Hessley Hempstead

No. 66
- Position: Offensive lineman

Personal information
- Born: January 29, 1972 Upland, California, U.S.
- Died: June 11, 2021 (aged 49) Charlotte, North Carolina, U.S.
- Height: 6 ft 1 in (1.85 m)
- Weight: 295 lb (134 kg)

Career information
- High school: Upland (CA)
- College: Kansas
- NFL draft: 1995: 7th round, 228th overall pick

Career history
- Detroit Lions (1995–1998);

Awards and highlights
- 2× First-team All-Big Eight (1993, 1994);

Career NFL statistics
- Games played: 31
- Games started: 1
- Stats at Pro Football Reference

= Hessley Hempstead =

American football player (1972–2021)

Hessley James Hempstead II (January 29, 1972 – June 11, 2021) was an American professional football player who was an offensive lineman in the National Football League (NFL).

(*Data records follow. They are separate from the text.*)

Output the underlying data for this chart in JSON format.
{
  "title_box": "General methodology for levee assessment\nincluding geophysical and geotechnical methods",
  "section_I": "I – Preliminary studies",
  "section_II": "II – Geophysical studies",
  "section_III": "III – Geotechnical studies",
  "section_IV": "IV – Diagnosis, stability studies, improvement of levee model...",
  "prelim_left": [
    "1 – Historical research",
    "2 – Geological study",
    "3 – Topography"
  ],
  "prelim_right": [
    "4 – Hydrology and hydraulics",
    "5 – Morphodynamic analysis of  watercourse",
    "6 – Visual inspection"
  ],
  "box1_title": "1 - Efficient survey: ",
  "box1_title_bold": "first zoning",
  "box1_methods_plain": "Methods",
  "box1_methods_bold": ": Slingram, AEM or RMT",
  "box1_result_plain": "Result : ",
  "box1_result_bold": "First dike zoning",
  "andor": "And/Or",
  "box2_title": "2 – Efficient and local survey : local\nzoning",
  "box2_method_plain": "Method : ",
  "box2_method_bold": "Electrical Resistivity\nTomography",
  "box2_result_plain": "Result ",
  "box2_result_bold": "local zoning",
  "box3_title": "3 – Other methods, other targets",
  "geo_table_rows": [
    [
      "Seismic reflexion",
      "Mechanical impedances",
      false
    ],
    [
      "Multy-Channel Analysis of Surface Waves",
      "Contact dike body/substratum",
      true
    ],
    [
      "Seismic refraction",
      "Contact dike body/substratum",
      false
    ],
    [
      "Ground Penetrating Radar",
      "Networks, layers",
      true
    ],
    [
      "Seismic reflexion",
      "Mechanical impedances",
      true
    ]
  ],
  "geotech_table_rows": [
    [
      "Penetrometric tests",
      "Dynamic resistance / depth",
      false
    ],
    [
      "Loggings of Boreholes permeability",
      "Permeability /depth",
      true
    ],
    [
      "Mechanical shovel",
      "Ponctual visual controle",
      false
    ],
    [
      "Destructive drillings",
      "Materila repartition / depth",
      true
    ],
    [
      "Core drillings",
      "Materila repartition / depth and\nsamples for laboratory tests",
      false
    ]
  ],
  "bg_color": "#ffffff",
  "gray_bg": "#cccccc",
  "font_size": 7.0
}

He was selected in the seventh round of the 1995 NFL draft with the 228th overall pick. He played for the Detroit Lions. He played college football for the Kansas Jayhawks. After the end of his playing career, Hessley worked as a scout for the Lions in 2000 and the Washington Redskins in 2001. Hessley Hempstead died after suffering a heart attack on June 11, 2021.